The joint project will develop a new low-cost way of producing a powder containing metal oxide nanoparticles that can be readily incorporated with existing paint manufacturing methods. Once the technology is perfected for roof coatings, it is likely to be available for other applications such as marine and automotive coating products, said project leader John Kennedy of GNS Science.

The project has received Ministry of Business Innovation and Employment funding of $450,000-a-year for two years to help establish New Zealand as a leader in ‘cool coating technology’. Resene is contributing $100,000 in ‘in-kind’ support.

Infra-red reflective coatings are currently available but they are expensive, only partly effective, and come in only a small colour range.

“The global market for coloured coatings with infra-red reflective pigments is valued at $250 million-a-year and it is growing at about 12 percent annually,” Dr Kennedy said.

“Improvements in reflectance will translate into much greater value for consumers due to reduced energy bills, lower maintenance and replacements costs, plus a larger colour range.”

GNS Science has designed and built a prototype chamber that produces the reflective powder containing metallic oxide nano-particles. Quantities produced are small, but enough to allow continued development of the technology.

Once the process is perfected it would be easy to scale up production to supply commercial quantities of the powder, Dr Kennedy said.

“Producing the power is the easy part. The main focus of our research at present is perfecting a chemical process that will modify the powder so it mixes evenly in the paint and will result in a coating that reflects evenly across an entire surface.”

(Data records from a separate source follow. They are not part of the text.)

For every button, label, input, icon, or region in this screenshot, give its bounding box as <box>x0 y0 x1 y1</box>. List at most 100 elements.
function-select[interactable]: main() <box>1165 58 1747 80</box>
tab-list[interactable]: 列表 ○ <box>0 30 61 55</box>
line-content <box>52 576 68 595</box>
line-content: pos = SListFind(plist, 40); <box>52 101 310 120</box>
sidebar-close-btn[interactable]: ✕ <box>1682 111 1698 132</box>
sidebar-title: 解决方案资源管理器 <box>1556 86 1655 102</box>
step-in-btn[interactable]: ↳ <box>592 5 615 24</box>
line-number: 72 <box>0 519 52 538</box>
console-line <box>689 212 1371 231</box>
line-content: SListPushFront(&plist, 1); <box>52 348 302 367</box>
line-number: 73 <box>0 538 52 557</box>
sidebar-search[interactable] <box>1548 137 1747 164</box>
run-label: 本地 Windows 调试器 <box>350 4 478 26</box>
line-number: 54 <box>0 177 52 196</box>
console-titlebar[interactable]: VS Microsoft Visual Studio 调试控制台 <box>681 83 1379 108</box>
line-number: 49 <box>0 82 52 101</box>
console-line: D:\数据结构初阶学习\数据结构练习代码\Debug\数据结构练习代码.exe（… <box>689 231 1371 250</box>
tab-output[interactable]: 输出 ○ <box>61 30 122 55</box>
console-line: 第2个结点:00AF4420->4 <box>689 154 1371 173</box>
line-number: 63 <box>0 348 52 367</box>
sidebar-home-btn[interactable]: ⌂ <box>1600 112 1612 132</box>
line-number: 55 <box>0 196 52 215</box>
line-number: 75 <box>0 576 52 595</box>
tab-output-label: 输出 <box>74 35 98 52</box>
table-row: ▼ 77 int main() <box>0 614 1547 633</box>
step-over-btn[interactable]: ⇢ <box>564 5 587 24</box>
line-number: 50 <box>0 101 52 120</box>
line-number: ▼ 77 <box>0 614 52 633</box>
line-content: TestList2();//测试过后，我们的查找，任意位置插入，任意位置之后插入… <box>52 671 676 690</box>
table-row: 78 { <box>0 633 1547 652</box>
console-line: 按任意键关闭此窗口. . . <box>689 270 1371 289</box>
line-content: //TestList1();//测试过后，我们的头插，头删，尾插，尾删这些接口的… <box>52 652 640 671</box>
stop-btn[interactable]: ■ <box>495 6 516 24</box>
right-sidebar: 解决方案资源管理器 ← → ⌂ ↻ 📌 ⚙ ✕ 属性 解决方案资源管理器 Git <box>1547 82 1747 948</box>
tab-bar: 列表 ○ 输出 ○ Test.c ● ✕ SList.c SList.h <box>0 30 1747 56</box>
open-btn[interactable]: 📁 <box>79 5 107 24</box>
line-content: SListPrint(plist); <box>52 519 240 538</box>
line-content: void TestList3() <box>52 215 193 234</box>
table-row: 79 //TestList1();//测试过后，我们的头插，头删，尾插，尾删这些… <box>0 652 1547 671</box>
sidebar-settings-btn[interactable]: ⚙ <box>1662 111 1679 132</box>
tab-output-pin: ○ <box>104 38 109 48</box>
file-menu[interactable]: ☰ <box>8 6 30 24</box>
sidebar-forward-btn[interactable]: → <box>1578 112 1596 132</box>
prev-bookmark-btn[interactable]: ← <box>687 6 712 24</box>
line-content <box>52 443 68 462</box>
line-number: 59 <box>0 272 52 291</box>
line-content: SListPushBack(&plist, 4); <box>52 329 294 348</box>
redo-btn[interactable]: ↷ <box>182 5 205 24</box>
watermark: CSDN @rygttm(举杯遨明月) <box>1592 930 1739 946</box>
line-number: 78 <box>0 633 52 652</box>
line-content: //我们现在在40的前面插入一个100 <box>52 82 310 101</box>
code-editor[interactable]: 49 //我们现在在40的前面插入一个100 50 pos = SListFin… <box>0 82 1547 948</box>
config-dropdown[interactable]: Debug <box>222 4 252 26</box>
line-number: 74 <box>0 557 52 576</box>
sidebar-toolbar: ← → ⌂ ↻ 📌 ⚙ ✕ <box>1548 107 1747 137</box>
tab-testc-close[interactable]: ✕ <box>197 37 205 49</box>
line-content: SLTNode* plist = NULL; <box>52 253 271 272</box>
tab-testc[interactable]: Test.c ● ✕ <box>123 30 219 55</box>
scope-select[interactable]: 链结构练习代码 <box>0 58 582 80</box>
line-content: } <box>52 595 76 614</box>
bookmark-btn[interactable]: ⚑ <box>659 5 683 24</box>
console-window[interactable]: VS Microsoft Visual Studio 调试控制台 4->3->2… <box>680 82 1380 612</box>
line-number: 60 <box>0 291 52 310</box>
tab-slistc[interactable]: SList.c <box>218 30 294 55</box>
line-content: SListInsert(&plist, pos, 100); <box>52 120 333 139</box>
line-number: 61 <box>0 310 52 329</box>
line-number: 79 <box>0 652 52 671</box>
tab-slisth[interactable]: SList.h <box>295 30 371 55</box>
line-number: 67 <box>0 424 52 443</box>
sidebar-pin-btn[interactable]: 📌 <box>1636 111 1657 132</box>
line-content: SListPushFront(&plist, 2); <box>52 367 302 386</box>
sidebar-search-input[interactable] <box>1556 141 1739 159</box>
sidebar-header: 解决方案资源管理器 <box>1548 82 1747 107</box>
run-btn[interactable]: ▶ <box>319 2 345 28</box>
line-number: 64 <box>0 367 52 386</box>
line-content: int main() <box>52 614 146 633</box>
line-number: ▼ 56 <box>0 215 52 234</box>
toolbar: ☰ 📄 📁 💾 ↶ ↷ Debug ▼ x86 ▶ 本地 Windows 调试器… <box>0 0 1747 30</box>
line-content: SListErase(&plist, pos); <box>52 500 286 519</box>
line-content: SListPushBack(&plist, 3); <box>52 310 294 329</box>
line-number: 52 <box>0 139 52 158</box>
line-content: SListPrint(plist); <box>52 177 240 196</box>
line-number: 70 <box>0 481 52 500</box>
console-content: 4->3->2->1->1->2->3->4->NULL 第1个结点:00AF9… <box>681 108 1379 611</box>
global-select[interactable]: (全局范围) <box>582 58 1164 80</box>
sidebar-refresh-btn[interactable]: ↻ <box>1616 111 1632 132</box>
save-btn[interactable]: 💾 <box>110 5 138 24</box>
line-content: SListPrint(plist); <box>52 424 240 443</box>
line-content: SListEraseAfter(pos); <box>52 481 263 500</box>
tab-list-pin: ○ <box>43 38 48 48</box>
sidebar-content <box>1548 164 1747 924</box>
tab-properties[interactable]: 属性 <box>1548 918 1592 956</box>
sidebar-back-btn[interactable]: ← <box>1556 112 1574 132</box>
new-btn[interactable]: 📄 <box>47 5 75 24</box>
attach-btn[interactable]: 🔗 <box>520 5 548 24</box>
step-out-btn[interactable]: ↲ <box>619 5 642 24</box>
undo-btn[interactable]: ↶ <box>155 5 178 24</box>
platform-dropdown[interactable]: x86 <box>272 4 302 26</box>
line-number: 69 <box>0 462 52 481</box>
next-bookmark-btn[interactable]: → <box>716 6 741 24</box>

When the powder is produced in a specially patented process at GNS Science, the nano-particles occur crystalline form, with the atoms arranged in a firmly bound lattice structure.

Dr Kennedy and his team are currently developing a chemical process that will separate the particles so they disperse evenly through the paint.

Only a small amount of the metallic oxide powder – about 1 percent by volume – was needed to significantly enhance the infra-red reflectivity of a paint, he said.

“We believe we will be able to selectively tune the reflective properties of paint by controlling the size and physical characteristics of the nano-particles.

“Once developed and commercialised, these enhanced coatings will enable New Zealand paint manufacturers to increase their exports of high-technology products.

“Users of these products will be able to save money in reduced maintenance costs and enjoy more comfortable living and working environments.”

It was hoped trials of the new production process would be completed by late 2014 and commercial production could start as early as 2015.

The nanotechnology group at Crown-owned research company GNS Science has established a strong track record with innovative developments to assist high-value manufacturing industries.

Other organisations working with GNS Science on this project are Industrial Research Limited and the University of Canterbury.